母「二日酔いが軽くなるまでもうちょい寝るから…」
「わかった。」
(今日は何しようかな…。)
部屋に戻ってなんとなしに音駒の案内を見る。
(…!?入学前課題!?)
机の中を必死に探すと
10ページほどのワークが出てきた。
(あっ、これくらいならすぐ終わりそう。)
そんな風に思っていたのに
何年も前の学習範囲に戸惑っているうちに夕方になっていた。
(お、終わった〜…。)
ぐったりと机の上に倒れこむ。
すると一階からいい匂いがしてきた。
「夕飯!!」
リビングに行くとお母さんが夕飯を机に並べていた。
「ありがとう!手伝うよ。」
母「ありがとう。
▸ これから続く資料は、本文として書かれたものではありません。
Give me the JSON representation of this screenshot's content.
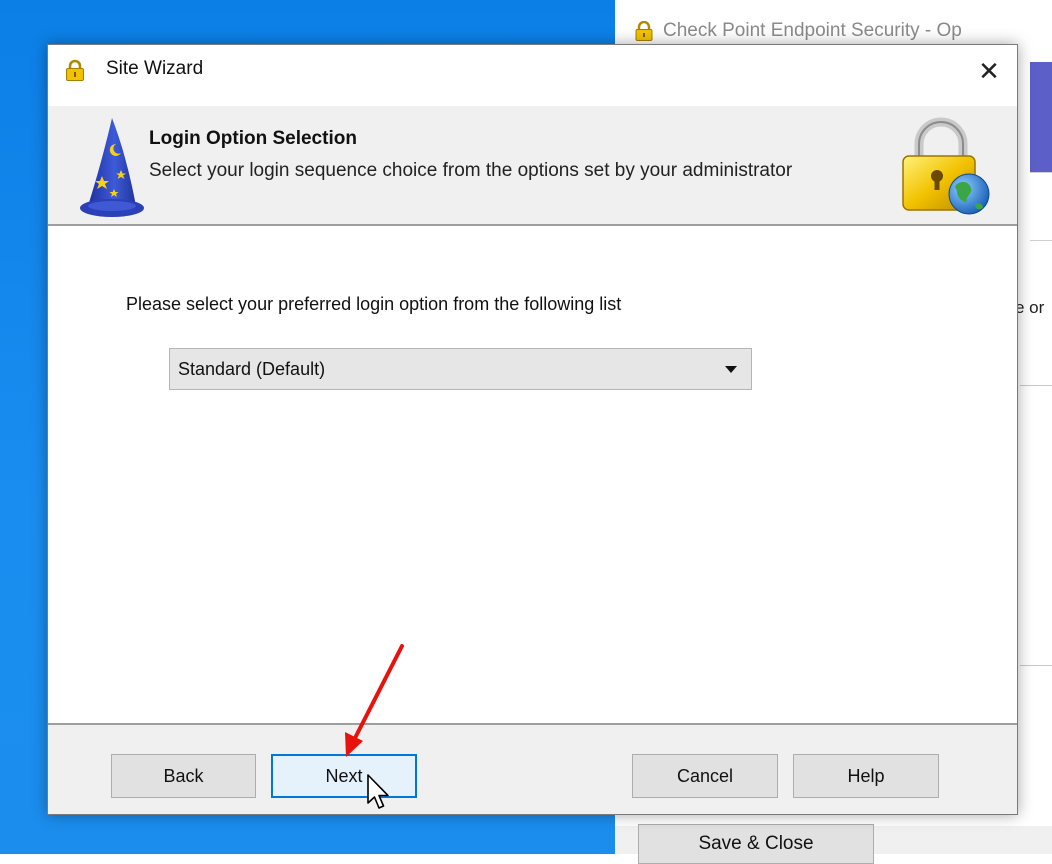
{
  "background_window": {
    "title": "Check Point Endpoint Security - Op",
    "partial_text": "e or",
    "save_close_label": "Save & Close"
  },
  "dialog": {
    "title": "Site Wizard",
    "close_glyph": "✕"
  },
  "header": {
    "title": "Login Option Selection",
    "subtitle": "Select your login sequence choice from the options set by your administrator"
  },
  "body": {
    "prompt": "Please select your preferred  login option from the following list",
    "login_option": {
      "selected": "Standard  (Default)"
    }
  },
  "footer": {
    "back_label": "Back",
    "next_label": "Next",
    "cancel_label": "Cancel",
    "help_label": "Help"
  },
  "colors": {
    "desktop": "#0a84e8",
    "focus_border": "#0078d7",
    "annotation_arrow": "#e8120c"
  },
  "icons": {
    "title": "padlock-icon",
    "header_left": "wizard-hat-icon",
    "header_right": "lock-globe-icon",
    "dropdown": "chevron-down-icon",
    "pointer": "mouse-cursor-icon",
    "annotation": "red-arrow-icon"
  }
}
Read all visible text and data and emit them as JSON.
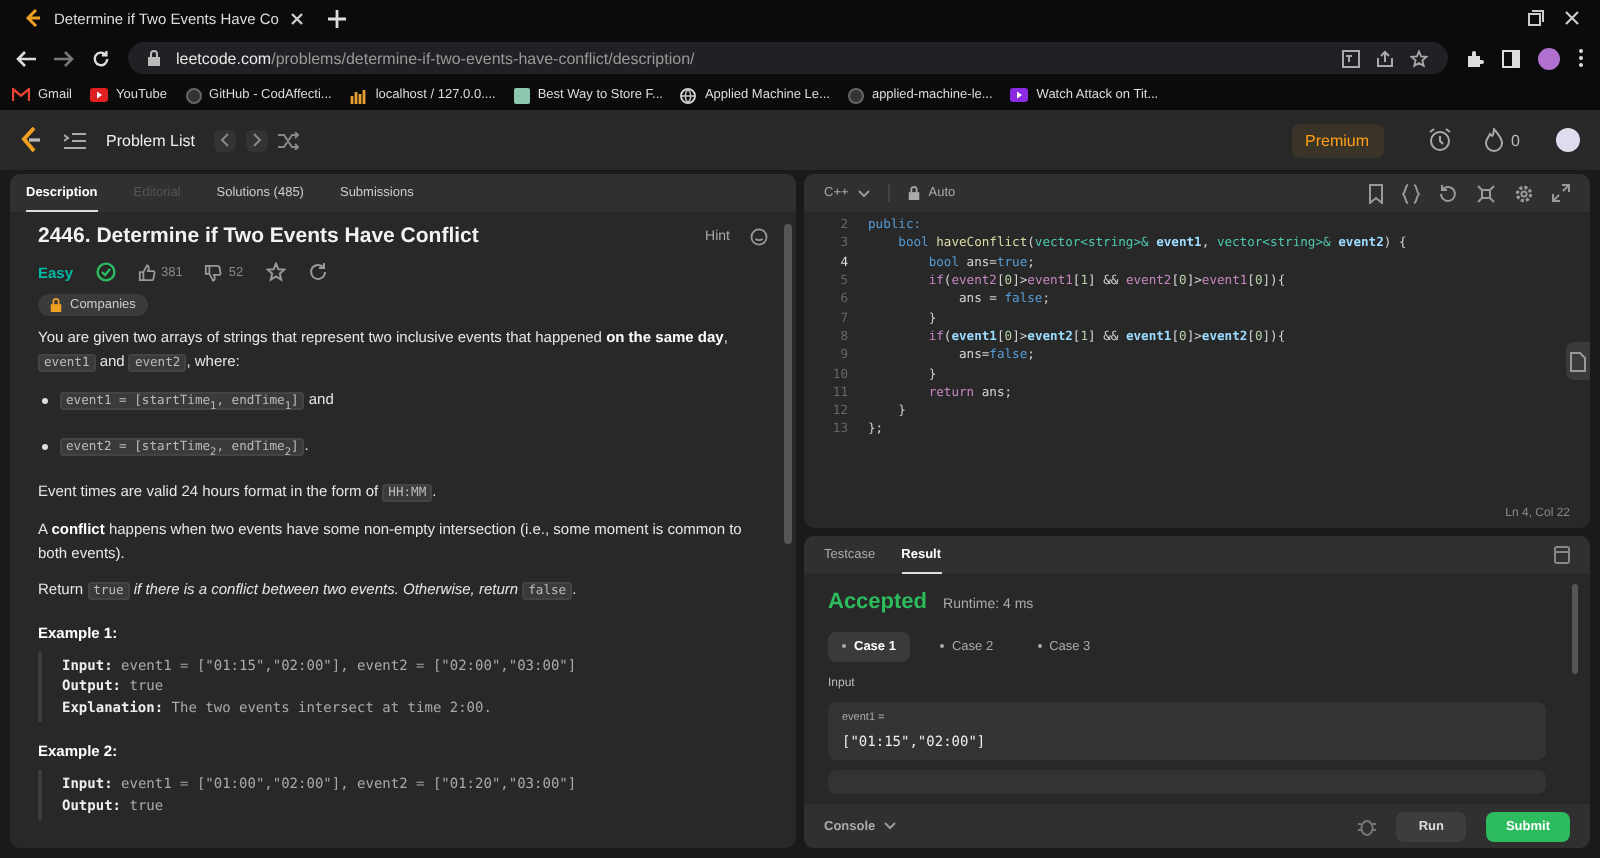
{
  "browser": {
    "tab_title": "Determine if Two Events Have Co",
    "url_host": "leetcode.com",
    "url_path": "/problems/determine-if-two-events-have-conflict/description/",
    "bookmarks": [
      "Gmail",
      "YouTube",
      "GitHub - CodAffecti...",
      "localhost / 127.0.0....",
      "Best Way to Store F...",
      "Applied Machine Le...",
      "applied-machine-le...",
      "Watch Attack on Tit..."
    ]
  },
  "navbar": {
    "title": "Problem List",
    "premium": "Premium",
    "streak": "0"
  },
  "description_panel": {
    "tabs": [
      {
        "label": "Description",
        "selected": true,
        "disabled": false
      },
      {
        "label": "Editorial",
        "selected": false,
        "disabled": true
      },
      {
        "label": "Solutions (485)",
        "selected": false,
        "disabled": false
      },
      {
        "label": "Submissions",
        "selected": false,
        "disabled": false
      }
    ],
    "title": "2446. Determine if Two Events Have Conflict",
    "hint": "Hint",
    "difficulty": "Easy",
    "solved": true,
    "likes": "381",
    "dislikes": "52",
    "companies": "Companies",
    "paragraphs": [
      {
        "kind": "text",
        "segments": [
          {
            "kind": "text",
            "text": "You are given two arrays of strings that represent two inclusive events that happened "
          },
          {
            "kind": "bold",
            "text": "on the same day"
          },
          {
            "kind": "text",
            "text": ", "
          },
          {
            "kind": "code",
            "text": "event1"
          },
          {
            "kind": "text",
            "text": " and "
          },
          {
            "kind": "code",
            "text": "event2"
          },
          {
            "kind": "text",
            "text": ", where:"
          }
        ]
      },
      {
        "kind": "bullet",
        "segments": [
          {
            "kind": "code",
            "text": "event1 = [startTime$_{1}$, endTime$_{1}$]"
          },
          {
            "kind": "text",
            "text": " and"
          }
        ]
      },
      {
        "kind": "bullet",
        "segments": [
          {
            "kind": "code",
            "text": "event2 = [startTime$_{2}$, endTime$_{2}$]"
          },
          {
            "kind": "text",
            "text": "."
          }
        ]
      },
      {
        "kind": "text",
        "segments": [
          {
            "kind": "text",
            "text": "Event times are valid 24 hours format in the form of "
          },
          {
            "kind": "code",
            "text": "HH:MM"
          },
          {
            "kind": "text",
            "text": "."
          }
        ]
      },
      {
        "kind": "text",
        "segments": [
          {
            "kind": "text",
            "text": "A "
          },
          {
            "kind": "bold",
            "text": "conflict"
          },
          {
            "kind": "text",
            "text": " happens when two events have some non-empty intersection (i.e., some moment is common to both events)."
          }
        ]
      },
      {
        "kind": "text",
        "segments": [
          {
            "kind": "text",
            "text": "Return "
          },
          {
            "kind": "code",
            "text": "true"
          },
          {
            "kind": "italic",
            "text": " if there is a conflict between two events. Otherwise, return "
          },
          {
            "kind": "code",
            "text": "false"
          },
          {
            "kind": "text",
            "text": "."
          }
        ]
      }
    ],
    "examples": [
      {
        "heading": "Example 1:",
        "lines": [
          "**Input:** event1 = [\"01:15\",\"02:00\"], event2 = [\"02:00\",\"03:00\"]",
          "**Output:** true",
          "**Explanation:** The two events intersect at time 2:00."
        ]
      },
      {
        "heading": "Example 2:",
        "lines": [
          "**Input:** event1 = [\"01:00\",\"02:00\"], event2 = [\"01:20\",\"03:00\"]",
          "**Output:** true"
        ]
      }
    ]
  },
  "editor": {
    "language": "C++",
    "mode": "Auto",
    "cursor": "Ln 4, Col 22",
    "lines": [
      {
        "number": "2",
        "current": false,
        "tokens": [
          {
            "kind": "kw",
            "text": "public:"
          }
        ]
      },
      {
        "number": "3",
        "current": false,
        "tokens": [
          {
            "kind": "kw",
            "text": "    bool "
          },
          {
            "kind": "fn",
            "text": "haveConflict"
          },
          {
            "kind": "plain",
            "text": "("
          },
          {
            "kind": "type",
            "text": "vector<string>& "
          },
          {
            "kind": "param",
            "text": "event1"
          },
          {
            "kind": "plain",
            "text": ", "
          },
          {
            "kind": "type",
            "text": "vector<string>& "
          },
          {
            "kind": "param",
            "text": "event2"
          },
          {
            "kind": "plain",
            "text": ") {"
          }
        ]
      },
      {
        "number": "4",
        "current": true,
        "tokens": [
          {
            "kind": "kw",
            "text": "        bool"
          },
          {
            "kind": "plain",
            "text": " ans="
          },
          {
            "kind": "kw",
            "text": "true"
          },
          {
            "kind": "plain",
            "text": ";"
          }
        ]
      },
      {
        "number": "5",
        "current": false,
        "tokens": [
          {
            "kind": "ctrl",
            "text": "        if"
          },
          {
            "kind": "plain",
            "text": "("
          },
          {
            "kind": "var",
            "text": "event2"
          },
          {
            "kind": "plain",
            "text": "["
          },
          {
            "kind": "num",
            "text": "0"
          },
          {
            "kind": "plain",
            "text": "]>"
          },
          {
            "kind": "var",
            "text": "event1"
          },
          {
            "kind": "plain",
            "text": "["
          },
          {
            "kind": "num",
            "text": "1"
          },
          {
            "kind": "plain",
            "text": "] && "
          },
          {
            "kind": "var",
            "text": "event2"
          },
          {
            "kind": "plain",
            "text": "["
          },
          {
            "kind": "num",
            "text": "0"
          },
          {
            "kind": "plain",
            "text": "]>"
          },
          {
            "kind": "var",
            "text": "event1"
          },
          {
            "kind": "plain",
            "text": "["
          },
          {
            "kind": "num",
            "text": "0"
          },
          {
            "kind": "plain",
            "text": "]){"
          }
        ]
      },
      {
        "number": "6",
        "current": false,
        "tokens": [
          {
            "kind": "plain",
            "text": "            ans = "
          },
          {
            "kind": "kw",
            "text": "false"
          },
          {
            "kind": "plain",
            "text": ";"
          }
        ]
      },
      {
        "number": "7",
        "current": false,
        "tokens": [
          {
            "kind": "plain",
            "text": "        }"
          }
        ]
      },
      {
        "number": "8",
        "current": false,
        "tokens": [
          {
            "kind": "ctrl",
            "text": "        if"
          },
          {
            "kind": "plain",
            "text": "("
          },
          {
            "kind": "param",
            "text": "event1"
          },
          {
            "kind": "plain",
            "text": "["
          },
          {
            "kind": "num",
            "text": "0"
          },
          {
            "kind": "plain",
            "text": "]>"
          },
          {
            "kind": "param",
            "text": "event2"
          },
          {
            "kind": "plain",
            "text": "["
          },
          {
            "kind": "num",
            "text": "1"
          },
          {
            "kind": "plain",
            "text": "] && "
          },
          {
            "kind": "param",
            "text": "event1"
          },
          {
            "kind": "plain",
            "text": "["
          },
          {
            "kind": "num",
            "text": "0"
          },
          {
            "kind": "plain",
            "text": "]>"
          },
          {
            "kind": "param",
            "text": "event2"
          },
          {
            "kind": "plain",
            "text": "["
          },
          {
            "kind": "num",
            "text": "0"
          },
          {
            "kind": "plain",
            "text": "]){"
          }
        ]
      },
      {
        "number": "9",
        "current": false,
        "tokens": [
          {
            "kind": "plain",
            "text": "            ans="
          },
          {
            "kind": "kw",
            "text": "false"
          },
          {
            "kind": "plain",
            "text": ";"
          }
        ]
      },
      {
        "number": "10",
        "current": false,
        "tokens": [
          {
            "kind": "plain",
            "text": "        }"
          }
        ]
      },
      {
        "number": "11",
        "current": false,
        "tokens": [
          {
            "kind": "ctrl",
            "text": "        return"
          },
          {
            "kind": "plain",
            "text": " ans;"
          }
        ]
      },
      {
        "number": "12",
        "current": false,
        "tokens": [
          {
            "kind": "plain",
            "text": "    }"
          }
        ]
      },
      {
        "number": "13",
        "current": false,
        "tokens": [
          {
            "kind": "plain",
            "text": "};"
          }
        ]
      }
    ]
  },
  "result_panel": {
    "tabs": [
      {
        "label": "Testcase",
        "selected": false
      },
      {
        "label": "Result",
        "selected": true
      }
    ],
    "status": "Accepted",
    "runtime": "Runtime: 4 ms",
    "cases": [
      {
        "label": "Case 1",
        "selected": true
      },
      {
        "label": "Case 2",
        "selected": false
      },
      {
        "label": "Case 3",
        "selected": false
      }
    ],
    "input_label": "Input",
    "inputs": [
      {
        "name": "event1 =",
        "value": "[\"01:15\",\"02:00\"]"
      }
    ],
    "console": "Console",
    "run": "Run",
    "submit": "Submit"
  }
}
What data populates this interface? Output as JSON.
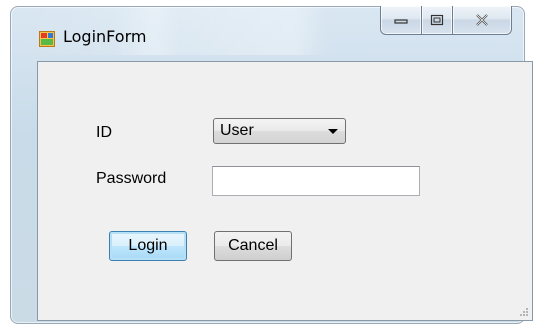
{
  "window": {
    "title": "LoginForm"
  },
  "form": {
    "id_label": "ID",
    "id_selected": "User",
    "password_label": "Password",
    "password_value": "",
    "login_label": "Login",
    "cancel_label": "Cancel"
  },
  "icons": {
    "app": "winform-app-icon",
    "minimize": "minimize-icon",
    "maximize": "maximize-icon",
    "close": "close-icon",
    "dropdown": "chevron-down-icon"
  },
  "colors": {
    "focus_button_border": "#3c7fb1",
    "client_background": "#f0f0f0"
  }
}
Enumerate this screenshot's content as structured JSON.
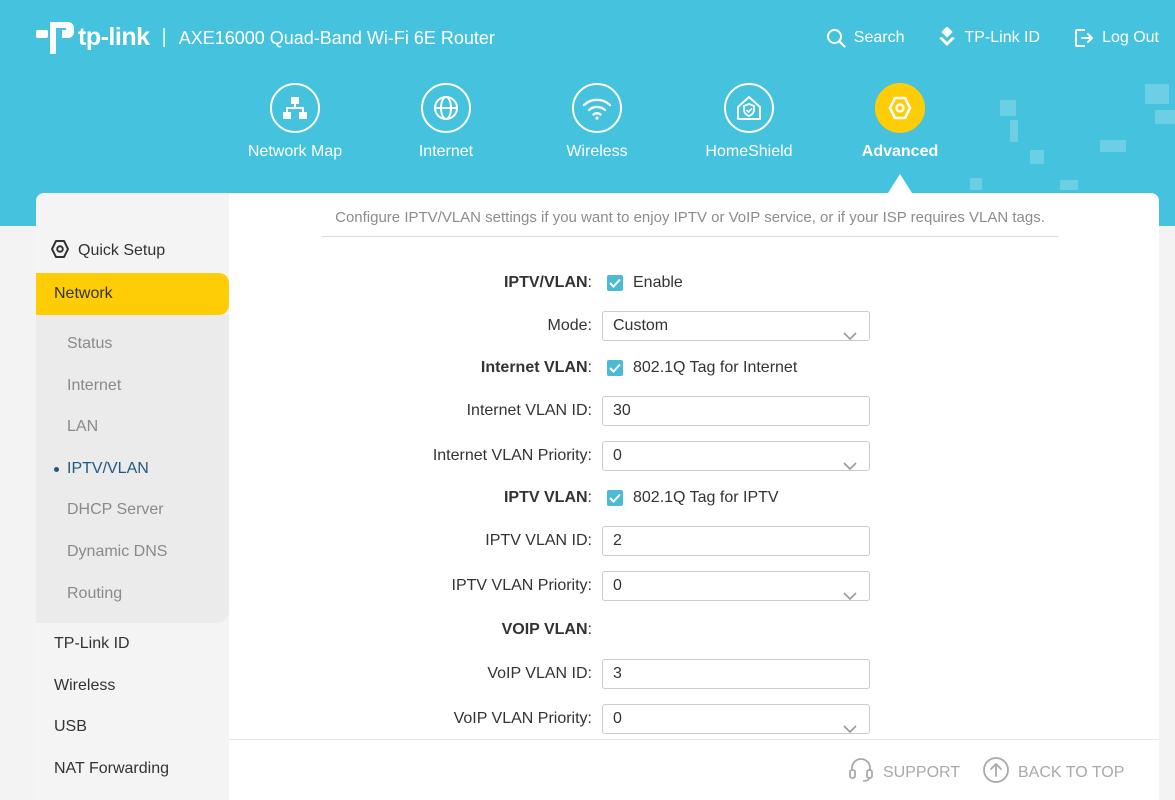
{
  "header": {
    "brand": "tp-link",
    "separator": "|",
    "product_title": "AXE16000 Quad-Band Wi-Fi 6E Router",
    "links": {
      "search": "Search",
      "tplink_id": "TP-Link ID",
      "logout": "Log Out"
    }
  },
  "nav": {
    "items": [
      {
        "label": "Network Map",
        "icon": "network-map-icon"
      },
      {
        "label": "Internet",
        "icon": "globe-icon"
      },
      {
        "label": "Wireless",
        "icon": "wifi-icon"
      },
      {
        "label": "HomeShield",
        "icon": "home-shield-icon"
      },
      {
        "label": "Advanced",
        "icon": "gear-icon",
        "active": true
      }
    ]
  },
  "sidebar": {
    "quick_setup": "Quick Setup",
    "network": "Network",
    "network_sub": [
      "Status",
      "Internet",
      "LAN",
      "IPTV/VLAN",
      "DHCP Server",
      "Dynamic DNS",
      "Routing"
    ],
    "current_sub": "IPTV/VLAN",
    "items": [
      "TP-Link ID",
      "Wireless",
      "USB",
      "NAT Forwarding"
    ]
  },
  "content": {
    "description": "Configure IPTV/VLAN settings if you want to enjoy IPTV or VoIP service, or if your ISP requires VLAN tags.",
    "iptv_vlan": {
      "label": "IPTV/VLAN",
      "checkbox": "Enable",
      "checked": true
    },
    "mode": {
      "label": "Mode:",
      "value": "Custom"
    },
    "internet_vlan": {
      "label": "Internet VLAN",
      "checkbox": "802.1Q Tag for Internet",
      "checked": true
    },
    "internet_vlan_id": {
      "label": "Internet VLAN ID:",
      "value": "30"
    },
    "internet_vlan_priority": {
      "label": "Internet VLAN Priority:",
      "value": "0"
    },
    "iptv_vlan_tag": {
      "label": "IPTV VLAN",
      "checkbox": "802.1Q Tag for IPTV",
      "checked": true
    },
    "iptv_vlan_id": {
      "label": "IPTV VLAN ID:",
      "value": "2"
    },
    "iptv_vlan_priority": {
      "label": "IPTV VLAN Priority:",
      "value": "0"
    },
    "voip_vlan": {
      "label": "VOIP VLAN"
    },
    "voip_vlan_id": {
      "label": "VoIP VLAN ID:",
      "value": "3"
    },
    "voip_vlan_priority": {
      "label": "VoIP VLAN Priority:",
      "value": "0"
    },
    "colon": ":"
  },
  "footer": {
    "support": "SUPPORT",
    "back_to_top": "BACK TO TOP"
  },
  "colors": {
    "header_bg": "#45c2dd",
    "accent_yellow": "#ffcd05",
    "checkbox": "#4bbbd5"
  }
}
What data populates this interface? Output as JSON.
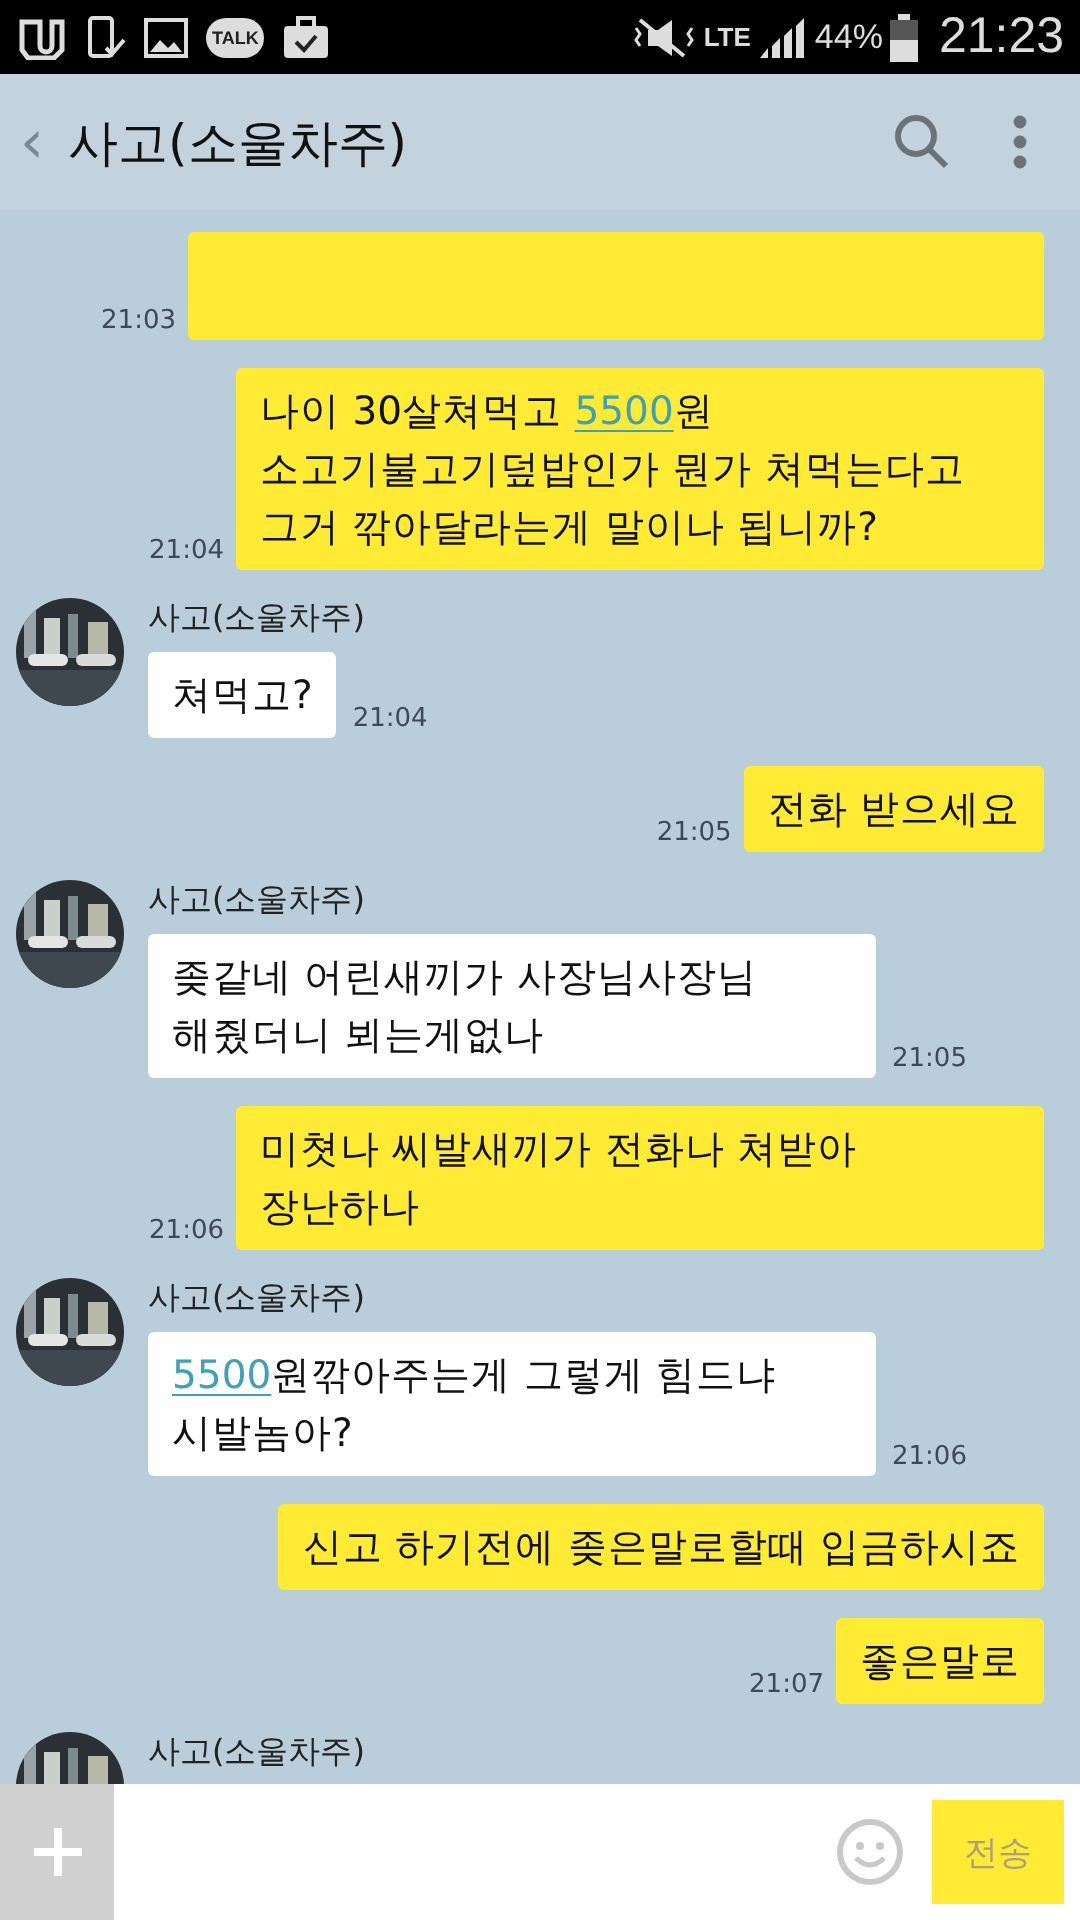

」
そして夕飯を食べ始めるとお母さんが話したいことがあるようだった。
母「次の出張なんだけど6日後に出張しなきゃいけないことになったの。今度は四国に。そんなに長くはならないと思うんだけど困ったらお父さんの職場に連絡しなさい。」
「…うん、わかった。」
聞きたいことはいろいろあったけど変なことを言うわけにはいかないと思うと何も聞くことができなかった。
夕飯のあとお風呂に入って自分の部屋に戻ってきた。
タイミングよく携帯が光る。
黒尾くんから
(窓…?…!)
意味を理解した私はカーテンと窓を開ける。
そこにはお風呂上がりなのか髪が濡れていつもとは印象の違う彼がいた。